SEEKING HEALING THROUGH SAINTS St Albans Abbey, which stands 20 miles north of London, commemorates and celebrates the first Christian martyr of Britain, put to death for his faith in Roman times. The abbey was my school chapel and on Friday mornings I would sit in the huge nave and wonder at the great pillars with their faded medieval paintings. I would sometimes wander round the abbey and gaze at the battered remains of Alban’s shrine, which attracted pilgrims throughout the Middle Ages. They came in needy faith, often seeking healing, until the shrine was smashed as a monument of superstition at the Reformation in the 16th century. The abbey authorities rebuilt the shrine some years ago and have now also restored the smaller shrine of St Amphibalus, the priest Alban allegedly helped to escape when Roman soldiers came to seize him. The restoration took place during the Covid-19 pandemic and, to mark the occasion, the restorers added an extra detail: one of the carved figures on the reconstructed monument is wearing a face mask. HEALING IN THE TIME OF CHOLERA Sadly, it seems that the cult of St Amphibalus was a fundraising fraud.

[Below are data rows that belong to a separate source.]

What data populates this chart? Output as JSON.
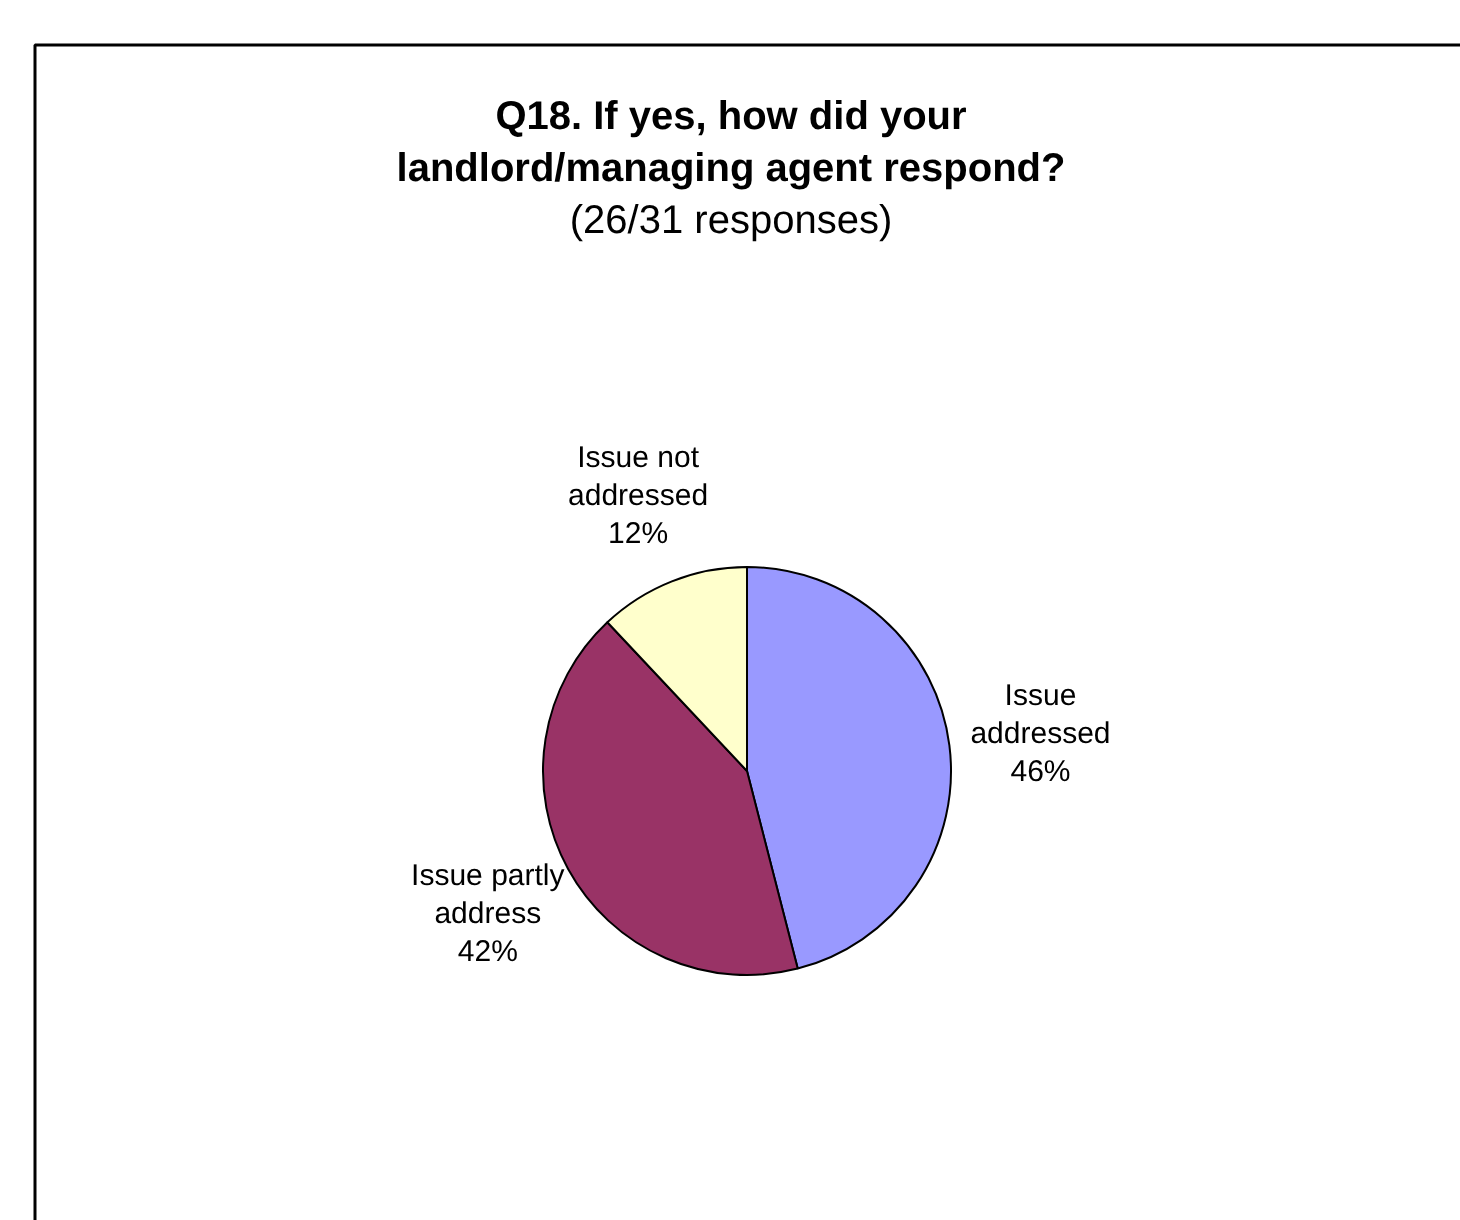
{
  "chart_data": {
    "type": "pie",
    "title": "Q18. If yes, how did your landlord/managing agent respond?",
    "subtitle": "(26/31 responses)",
    "categories": [
      "Issue addressed",
      "Issue partly address",
      "Issue not addressed"
    ],
    "values": [
      46,
      42,
      12
    ],
    "colors": [
      "#9999ff",
      "#993366",
      "#ffffcc"
    ],
    "value_labels": [
      "46%",
      "42%",
      "12%"
    ]
  }
}
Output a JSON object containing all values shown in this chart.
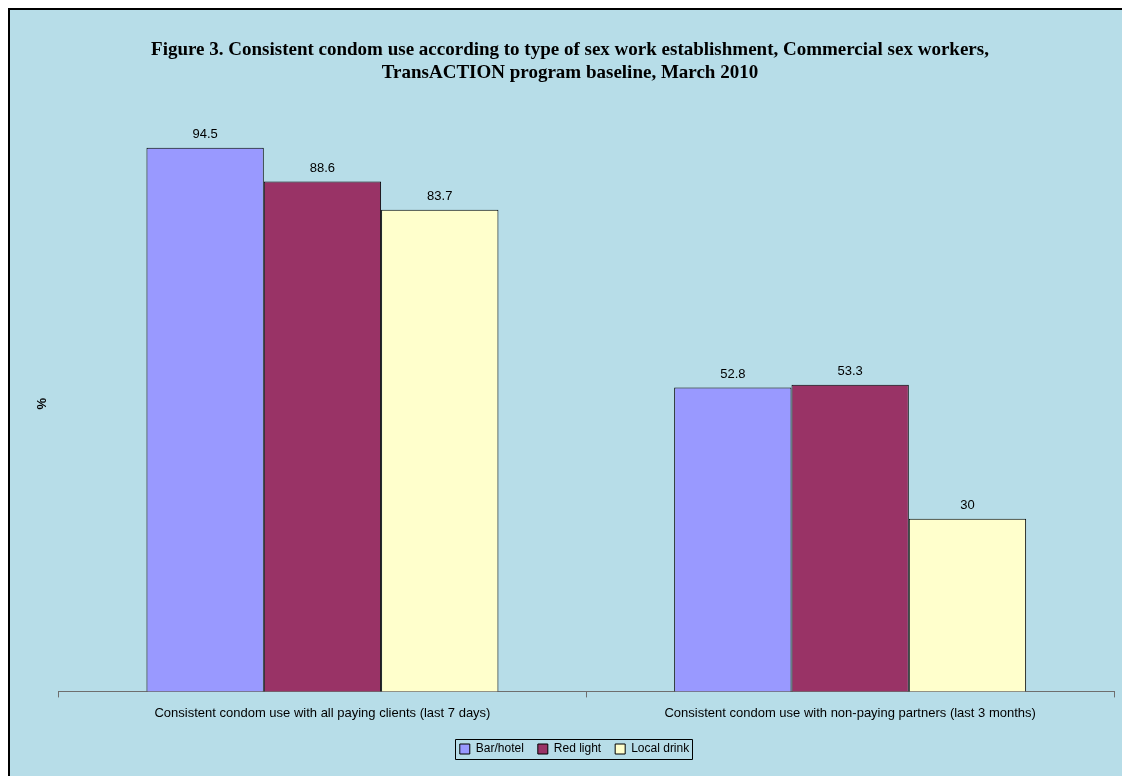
{
  "chart_data": {
    "type": "bar",
    "title": "Figure 3. Consistent condom use according to type of sex work establishment, Commercial sex workers, TransACTION program baseline, March 2010",
    "ylabel": "%",
    "categories": [
      "Consistent condom use with all paying clients (last 7 days)",
      "Consistent condom use with non-paying partners (last 3 months)"
    ],
    "series": [
      {
        "name": "Bar/hotel",
        "color": "#9999ff",
        "values": [
          94.5,
          52.8
        ]
      },
      {
        "name": "Red light",
        "color": "#993366",
        "values": [
          88.6,
          53.3
        ]
      },
      {
        "name": "Local drink",
        "color": "#ffffcc",
        "values": [
          83.7,
          30
        ]
      }
    ],
    "data_labels": true,
    "legend": "bottom"
  }
}
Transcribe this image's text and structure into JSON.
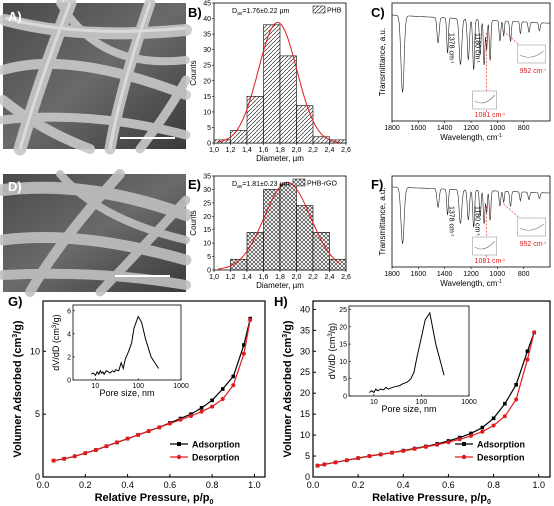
{
  "panels": {
    "A": "A)",
    "B": "B)",
    "C": "C)",
    "D": "D)",
    "E": "E)",
    "F": "F)",
    "G": "G)",
    "H": "H)"
  },
  "chart_data": [
    {
      "id": "B",
      "type": "bar",
      "legend": "PHB",
      "annotation_main": "D",
      "annotation_sub": "av",
      "annotation_value": "=1.76±0.22 µm",
      "categories": [
        1.1,
        1.3,
        1.5,
        1.7,
        1.9,
        2.1,
        2.3,
        2.5
      ],
      "values": [
        1,
        4,
        15,
        38,
        28,
        12,
        2,
        1
      ],
      "xlim": [
        1.0,
        2.6
      ],
      "xticks": [
        "1,0",
        "1,2",
        "1,4",
        "1,6",
        "1,8",
        "2,0",
        "2,2",
        "2,4",
        "2,6"
      ],
      "ylim": [
        0,
        45
      ],
      "yticks": [
        "0",
        "5",
        "10",
        "15",
        "20",
        "25",
        "30",
        "35",
        "40",
        "45"
      ],
      "xlabel": "Diameter, µm",
      "ylabel": "Counts"
    },
    {
      "id": "E",
      "type": "bar",
      "legend": "PHB-rGO",
      "annotation_main": "D",
      "annotation_sub": "av",
      "annotation_value": "=1.81±0.23 µm",
      "categories": [
        1.3,
        1.5,
        1.7,
        1.9,
        2.1,
        2.3,
        2.5
      ],
      "values": [
        4,
        14,
        30,
        32,
        24,
        14,
        4
      ],
      "xlim": [
        1.0,
        2.6
      ],
      "xticks": [
        "1,0",
        "1,2",
        "1,4",
        "1,6",
        "1,8",
        "2,0",
        "2,2",
        "2,4",
        "2,6"
      ],
      "ylim": [
        0,
        35
      ],
      "yticks": [
        "0",
        "5",
        "10",
        "15",
        "20",
        "25",
        "30",
        "35"
      ],
      "xlabel": "Diameter, µm",
      "ylabel": "Counts"
    },
    {
      "id": "C",
      "type": "line",
      "xlabel": "Wavelength, cm",
      "xlabel_sup": "-1",
      "ylabel": "Transmittance, a.u.",
      "xlim": [
        1800,
        600
      ],
      "xticks": [
        "1800",
        "1600",
        "1400",
        "1200",
        "1000",
        "800"
      ],
      "annotations": [
        "1378 cm",
        "1180 cm",
        "1081 cm",
        "952 cm"
      ],
      "annotation_sup": "-1"
    },
    {
      "id": "F",
      "type": "line",
      "xlabel": "Wavelength, cm",
      "xlabel_sup": "-1",
      "ylabel": "Transmittance, a.u.",
      "xlim": [
        1800,
        600
      ],
      "xticks": [
        "1800",
        "1600",
        "1400",
        "1200",
        "1000",
        "800"
      ],
      "annotations": [
        "1378 cm",
        "1180 cm",
        "1081 cm",
        "952 cm"
      ],
      "annotation_sup": "-1"
    },
    {
      "id": "G",
      "type": "line",
      "xlabel": "Relative Pressure, p/p",
      "xlabel_sub": "0",
      "ylabel": "Volumer Adsorbed (cm",
      "ylabel_sup": "3",
      "ylabel_end": "/g)",
      "xlim": [
        0,
        1.05
      ],
      "ylim": [
        0,
        14
      ],
      "xticks": [
        "0.0",
        "0.2",
        "0.4",
        "0.6",
        "0.8",
        "1.0"
      ],
      "yticks": [
        "0",
        "5",
        "10"
      ],
      "series": [
        {
          "name": "Adsorption",
          "color": "#000000",
          "x": [
            0.05,
            0.1,
            0.15,
            0.2,
            0.25,
            0.3,
            0.35,
            0.4,
            0.45,
            0.5,
            0.55,
            0.6,
            0.65,
            0.7,
            0.75,
            0.8,
            0.85,
            0.9,
            0.95,
            0.98
          ],
          "y": [
            1.3,
            1.45,
            1.65,
            1.9,
            2.15,
            2.45,
            2.75,
            3.05,
            3.35,
            3.65,
            3.95,
            4.3,
            4.65,
            5.0,
            5.5,
            6.1,
            7.0,
            8.0,
            10.5,
            12.6
          ]
        },
        {
          "name": "Desorption",
          "color": "#e31a1c",
          "x": [
            0.05,
            0.1,
            0.15,
            0.2,
            0.25,
            0.3,
            0.35,
            0.4,
            0.45,
            0.5,
            0.55,
            0.6,
            0.65,
            0.7,
            0.75,
            0.8,
            0.85,
            0.9,
            0.95,
            0.98
          ],
          "y": [
            1.3,
            1.45,
            1.65,
            1.9,
            2.15,
            2.45,
            2.75,
            3.05,
            3.35,
            3.65,
            3.95,
            4.25,
            4.55,
            4.85,
            5.2,
            5.6,
            6.2,
            7.3,
            9.8,
            12.5
          ]
        }
      ],
      "inset": {
        "xlabel": "Pore size, nm",
        "ylabel": "dV/dD (cm",
        "ylabel_sup": "3",
        "ylabel_end": "/g)",
        "xticks": [
          "10",
          "100",
          "1000"
        ],
        "yticks": [
          "0",
          "2",
          "4",
          "6"
        ],
        "ylim": [
          0,
          6.5
        ],
        "xlog": [
          3,
          1000
        ],
        "x": [
          8,
          9,
          10,
          11,
          12,
          13,
          14,
          15,
          16,
          18,
          20,
          22,
          25,
          28,
          30,
          35,
          40,
          45,
          50,
          60,
          70,
          80,
          100,
          120,
          150,
          200,
          300
        ],
        "y": [
          0.5,
          0.6,
          0.4,
          0.7,
          0.5,
          0.8,
          0.6,
          0.7,
          0.5,
          0.8,
          0.7,
          0.6,
          0.8,
          0.7,
          0.9,
          0.8,
          1.5,
          1.0,
          1.8,
          2.5,
          3.2,
          4.5,
          5.5,
          5.0,
          3.5,
          2.0,
          1.0
        ]
      }
    },
    {
      "id": "H",
      "type": "line",
      "xlabel": "Relative Pressure, p/p",
      "xlabel_sub": "0",
      "ylabel": "Volumer Adsorbed (cm",
      "ylabel_sup": "3",
      "ylabel_end": "/g)",
      "xlim": [
        0,
        1.05
      ],
      "ylim": [
        0,
        42
      ],
      "xticks": [
        "0.0",
        "0.2",
        "0.4",
        "0.6",
        "0.8",
        "1.0"
      ],
      "yticks": [
        "0",
        "5",
        "10",
        "15",
        "20",
        "25",
        "30",
        "35",
        "40"
      ],
      "series": [
        {
          "name": "Adsorption",
          "color": "#000000",
          "x": [
            0.02,
            0.05,
            0.1,
            0.15,
            0.2,
            0.25,
            0.3,
            0.35,
            0.4,
            0.45,
            0.5,
            0.55,
            0.6,
            0.65,
            0.7,
            0.75,
            0.8,
            0.85,
            0.9,
            0.95,
            0.98
          ],
          "y": [
            2.7,
            3.0,
            3.5,
            4.0,
            4.5,
            5.0,
            5.4,
            5.8,
            6.3,
            6.8,
            7.3,
            7.9,
            8.6,
            9.4,
            10.4,
            11.8,
            14.0,
            17.5,
            22.0,
            30.0,
            34.5
          ]
        },
        {
          "name": "Desorption",
          "color": "#e31a1c",
          "x": [
            0.02,
            0.05,
            0.1,
            0.15,
            0.2,
            0.25,
            0.3,
            0.35,
            0.4,
            0.45,
            0.5,
            0.55,
            0.6,
            0.65,
            0.7,
            0.75,
            0.8,
            0.85,
            0.9,
            0.95,
            0.98
          ],
          "y": [
            2.7,
            3.0,
            3.5,
            4.0,
            4.5,
            5.0,
            5.4,
            5.8,
            6.2,
            6.7,
            7.2,
            7.7,
            8.3,
            9.0,
            9.8,
            10.8,
            12.3,
            14.5,
            18.5,
            28.0,
            34.5
          ]
        }
      ],
      "inset": {
        "xlabel": "Pore size, nm",
        "ylabel": "dV/dD (cm",
        "ylabel_sup": "3",
        "ylabel_end": "/g)",
        "xticks": [
          "10",
          "100",
          "1000"
        ],
        "yticks": [
          "0",
          "5",
          "10",
          "15",
          "20",
          "25"
        ],
        "ylim": [
          0,
          26
        ],
        "xlog": [
          3,
          1000
        ],
        "x": [
          8,
          9,
          10,
          11,
          12,
          14,
          16,
          18,
          20,
          25,
          30,
          35,
          40,
          50,
          60,
          70,
          80,
          100,
          120,
          150,
          200,
          300
        ],
        "y": [
          1,
          1.5,
          1,
          2,
          1.5,
          2,
          1.8,
          2.5,
          2,
          2.5,
          2.8,
          3,
          3.5,
          4,
          5,
          7,
          11,
          17,
          22,
          24,
          15,
          6
        ]
      }
    }
  ]
}
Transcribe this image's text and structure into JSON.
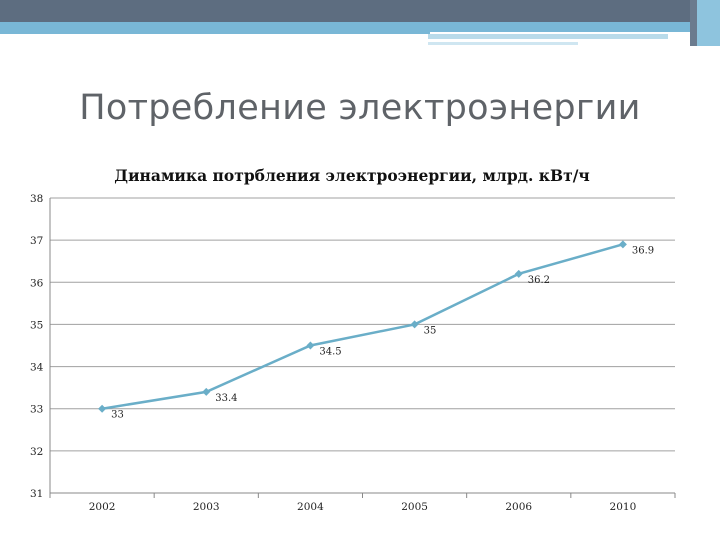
{
  "slide": {
    "title": "Потребление электроэнергии"
  },
  "colors": {
    "header_dark": "#5d6d80",
    "header_accent": "#79b7d6",
    "line": "#6aaec8",
    "grid": "#a0a0a0"
  },
  "chart_data": {
    "type": "line",
    "title": "Динамика потрбления электроэнергии, млрд. кВт/ч",
    "xlabel": "",
    "ylabel": "",
    "categories": [
      "2002",
      "2003",
      "2004",
      "2005",
      "2006",
      "2010"
    ],
    "series": [
      {
        "values": [
          33,
          33.4,
          34.5,
          35,
          36.2,
          36.9
        ],
        "labels": [
          "33",
          "33.4",
          "34.5",
          "35",
          "36.2",
          "36.9"
        ]
      }
    ],
    "ylim": [
      31,
      38
    ],
    "yticks": [
      "31",
      "32",
      "33",
      "34",
      "35",
      "36",
      "37",
      "38"
    ],
    "grid": true,
    "legend": "none"
  }
}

His alleged remains were conveniently ‘rediscovered’ in the 12th century and the name Amphibalus is thought to be a misreading of a Latin word meaning ‘cloak’. So pious pilgrims of that time entrusted their prayers and donations to this fictitious ‘St Cloak’. Many then would have attributed their diseases to attacks by evil spirits. Some people today still do. When cholera broke out in Zambia in 2017 the churches’ response was divided. The government minister for religious affairs and national guidance called for nationwide prayer and fasting. Some churches backed the call, while others pointed out that cholera was due to unhealthy living conditions and lack of clean water and not a demonic issue. Pointing to sanitary arrangements prescribed for the ancient Israelites in Deuteronomy 23:9–14, the theologian Jonathan Kangwa discusses some of the implications of these events for Christians worldwide. Zambian Christians, he notes, were called on to ‘pray with wisdom, so that we can eliminate this problem quickly’. PRAYING WITH WISDOM... BUT HOW? Testing the medical effects of prayer can be tricky. Can it be right to pray for patients in Ward A while ignoring those in Ward B? An article in The Indian Journal of Psychiatry summarises numerous studies of prayer and reports uncertainty about the results. The medical profession is divided on this but Dr Pamela Wartian Smith, the founder of the Fellowship in Anti-Ageing, Regenerative and Functional Medicine, has said: ‘Prayer is one of the greatest

stress reduction techniques. Prayer helps you let go and let God – whatever religion you may be.’ LOVING THOUGHTS For me, prayer is loving thought, directed to and through God. And so, in praying for sick people and those who care for them, we link up with a circuit of supernatural love. As we pray in love, we ask that skilled medical care may be provided in love as well. We are not, I believe, asking God to cast out demons, because every advance in the scientific understanding of disease is a new reading in God’s book of nature. PILGRIMS IN PRAYER The souls who sought the help of the dodgy St Amphibalus were really asking for direct action by God. Nowadays most of us – in the West at least – seek God’s help in healing illness through the skill and service of medical professionals. But what are we asking for? Restoration to good health? Strength to face our inevitable ends? ‘Wise prayer’ on behalf of John Coutts the schoolboy would be very different from wise prayer for me today. Do we still hope for miracles in the strict sense of the term – acts of God, transcending ordinary events? Please share your thoughts, because I’m still searching.